USPS paid for unused air mail transport due to incorrect forecasts, OIG says
The Postal Service didn’t accurately plan the weight capacity of its operations with one air transport supplier, according to a new report, often paying shipping costs for unused capacity on flights.
According to a report from the U.S. Postal Service’s inspector general, the service has paid millions to an aviation supplier for unused capacity because it did not meet minimum weight requirements for shipping.
The Nov. 30 report details how the service calculates the costs of its air shipping capacity, analyzing 10 operating periods from a single aviation supplier between January 2022 and May 2023, finding that in 67% of the periods studied, flights contained less mail than their minimum weight requirements.
USPS paid $3.5 billion in air transportation costs in fiscal 2022, up $106 million from the prior year, but is currently seeing reductions in its usage under a 10-year reform plan by Postmaster General Louis DeJoy.
The partially redacted OIG report focused on an aviation supplier that accounted for 11% of total fiscal 2022 air transport expenditures, or $403 million.

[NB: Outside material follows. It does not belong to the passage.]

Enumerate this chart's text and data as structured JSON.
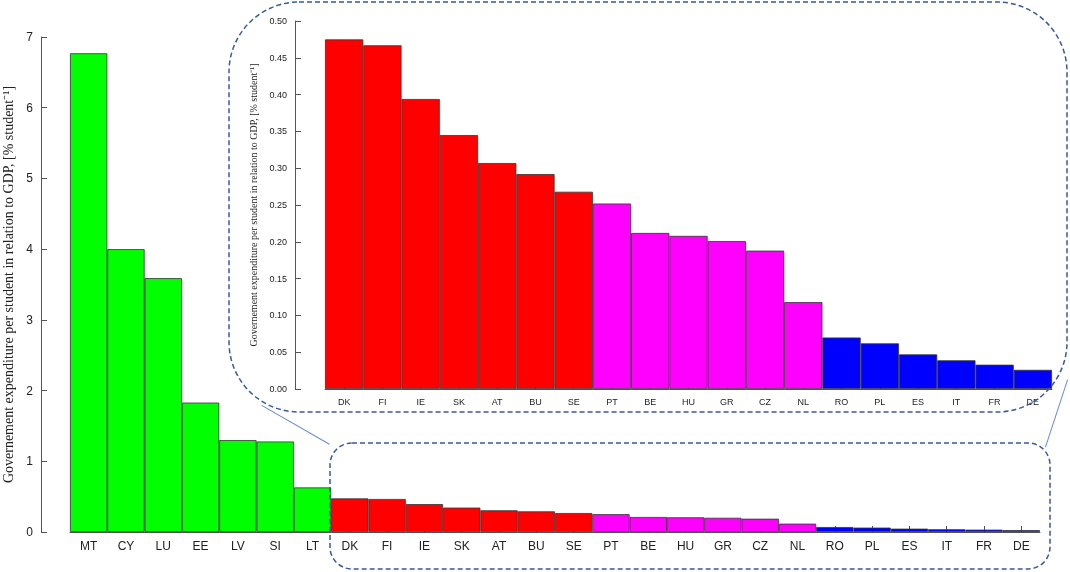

The report found that USPS officials forecasted the amount of mail the supplier would fly was ultimately too high, as portions of it were actually slated to be shipped through the service’s surface networks.
The USPS’ Air Network Modeling team forecasts mail volume demand, while its Air Transportation Operations team makes its request for capacity to a supplier 190 days prior to the designated operation period based on that forecast.
Because USPS can’t make additional modifications to its supplier request once it’s been made, if the actual amount of mail tendered is below a certain percentage of its planned weight, it still pays a portion of the contract known as the minimum.
According to the OIG, the mail tendered for the aviation supplier fell short of the contracted minimum, partly because of the elevated forecast and partly because portions of the forecast were not ultimately assigned to the supplier.
“These things occurred, in part, because the air demand forecasting model was not updated to reflect transportation network changes and additional network changes occurred after the planned capacity had been submitted and accepted by the aviation supplier,” the report said.
As a result, between Jan. 1, 2022, and March 24, 2023, USPS paid approximately $31.5 million in what the OIG called questioned costs — which it defines as costs unnecessary, unreasonable or an alleged violation of the contract — for unused capacity.
The report does note that even if USPS had tendered all of the mail assigned to the request, it still would have paid $15.5 million in contract minimums.
USPS officials also have a process to reconcile the actual weight capacities of an operating period, meeting with the supplier no more than 60 days after the period and sending scan data to a postal service transportation contract analyst to match the capacity data between the supplier and the postal service.
However, the OIG said USPS wasn’t using its own calculation to reconcile the tendered weights to the supplier, but rather using the supplier’s calculations without verifying their accuracy.
“This occurred because the transportation contract analyst did not have updated standard procedures to guide the reconciliation process,” the report said. “While the Postal Service developed aviation supplier reconciliation procedures in 2017, the procedures have not been updated and do not contain a process for validating data received from the aviation supplier.”
The OIG offered four recommendations to the USPS, including to develop a process to communicate and confirm future air-to-surface transportation changes are incorporated into the air weight capacity forecast model, to reissue guidance and conduct training around tendering mail to aviation suppliers, to update instructions around the aviation supplier reconciliation process to include validation and to reassess or redefine the duties and responsibilities USPS employees in the reconciliation process.
USPS officials agreed with three of the recommendations, but disagreed with the OIG on confirming changes to the forecast model, claiming that the ANM team already has such a process and that in four of the 10 operation periods examined, “there was a known impact and strategic decision to move forward with the air to surface changes during that time.
“Management subsequently provided standard operating procedures that include a process to communicate and confirm future air-to-surface transportation changes are incorporated into the forecast model when planning air weight capacity,” the report said and considered the recommendation resolved as a result.